In 1907, Cyprus operated under a complex and somewhat unstable currency system as a British Crown Colony, having been administered by Britain since 1878. The official currency was the Cypriot pound, introduced in 1879 and pegged at par with the British pound sterling. However, this unit existed largely for accounting purposes, as the physical currency in daily circulation was a mix of foreign coins, primarily the Turkish gold lira (Ottoman pound) and its subdivisions, alongside British gold sovereigns and silver coins. This created practical difficulties for trade and administration, as the value of these coins fluctuated against the official peg.
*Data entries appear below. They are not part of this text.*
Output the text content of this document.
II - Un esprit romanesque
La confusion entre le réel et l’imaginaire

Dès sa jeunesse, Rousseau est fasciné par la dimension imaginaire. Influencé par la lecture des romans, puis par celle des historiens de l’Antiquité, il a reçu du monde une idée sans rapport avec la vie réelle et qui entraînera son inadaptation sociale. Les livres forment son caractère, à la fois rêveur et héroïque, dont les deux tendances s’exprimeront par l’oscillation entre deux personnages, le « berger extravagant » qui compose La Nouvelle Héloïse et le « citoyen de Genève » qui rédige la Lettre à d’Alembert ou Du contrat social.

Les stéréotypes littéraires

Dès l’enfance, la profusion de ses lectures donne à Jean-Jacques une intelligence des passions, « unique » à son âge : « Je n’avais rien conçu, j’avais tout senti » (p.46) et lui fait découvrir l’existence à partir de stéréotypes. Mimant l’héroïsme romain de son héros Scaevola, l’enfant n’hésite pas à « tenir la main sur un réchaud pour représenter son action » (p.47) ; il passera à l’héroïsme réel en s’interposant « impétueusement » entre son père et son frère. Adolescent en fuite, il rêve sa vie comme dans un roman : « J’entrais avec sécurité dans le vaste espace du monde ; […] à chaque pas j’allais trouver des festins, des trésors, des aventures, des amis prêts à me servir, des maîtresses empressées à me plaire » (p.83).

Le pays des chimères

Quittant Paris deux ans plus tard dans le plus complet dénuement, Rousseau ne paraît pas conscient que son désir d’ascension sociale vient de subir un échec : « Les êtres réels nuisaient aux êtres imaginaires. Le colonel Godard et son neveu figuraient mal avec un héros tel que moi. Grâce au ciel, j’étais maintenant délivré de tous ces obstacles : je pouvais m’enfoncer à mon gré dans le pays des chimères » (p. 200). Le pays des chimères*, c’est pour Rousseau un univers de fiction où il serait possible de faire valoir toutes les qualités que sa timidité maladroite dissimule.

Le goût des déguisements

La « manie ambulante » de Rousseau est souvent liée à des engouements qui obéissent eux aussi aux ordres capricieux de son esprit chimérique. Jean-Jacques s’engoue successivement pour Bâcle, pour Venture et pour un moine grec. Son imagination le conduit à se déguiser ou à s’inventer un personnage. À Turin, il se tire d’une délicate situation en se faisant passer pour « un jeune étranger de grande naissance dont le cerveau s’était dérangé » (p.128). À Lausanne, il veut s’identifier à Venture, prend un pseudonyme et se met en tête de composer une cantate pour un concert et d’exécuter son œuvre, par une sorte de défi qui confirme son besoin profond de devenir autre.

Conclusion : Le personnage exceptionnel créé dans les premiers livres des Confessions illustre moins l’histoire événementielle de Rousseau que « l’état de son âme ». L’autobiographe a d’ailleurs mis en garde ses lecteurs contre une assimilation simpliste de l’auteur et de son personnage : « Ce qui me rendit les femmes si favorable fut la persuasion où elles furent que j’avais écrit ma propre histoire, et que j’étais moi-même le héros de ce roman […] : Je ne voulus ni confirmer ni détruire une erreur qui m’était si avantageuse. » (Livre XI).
The core of the currency problem lay in the chronic shortage of small-denomination coins for everyday transactions. While high-value gold coins circulated, the scarcity of official fractional silver and copper led to the widespread use of worn and debased Turkish
medjidie coins and even privately issued tokens. This situation caused inconvenience, fostered confusion in pricing, and hindered economic activity, particularly for the rural population. British authorities were reluctant to introduce a full, distinct coinage for the island due to the cost and the hope that Cyprus might eventually adopt sterling outright.
Consequently, the currency situation in 1907 was one of transition and frustration. The colonial government was actively seeking a solution, which would culminate in the
Cyprus (Currency) Order in Council of 1912. This order finally authorized the issuance of a dedicated Cypriot coinage, with coins denominated in piastres and shillings, to replace the chaotic mix of foreign specie. Therefore, 1907 represents a late point in a prolonged period of monetary disorder, immediately preceding the definitive reform that would establish a stable and unified currency for the island.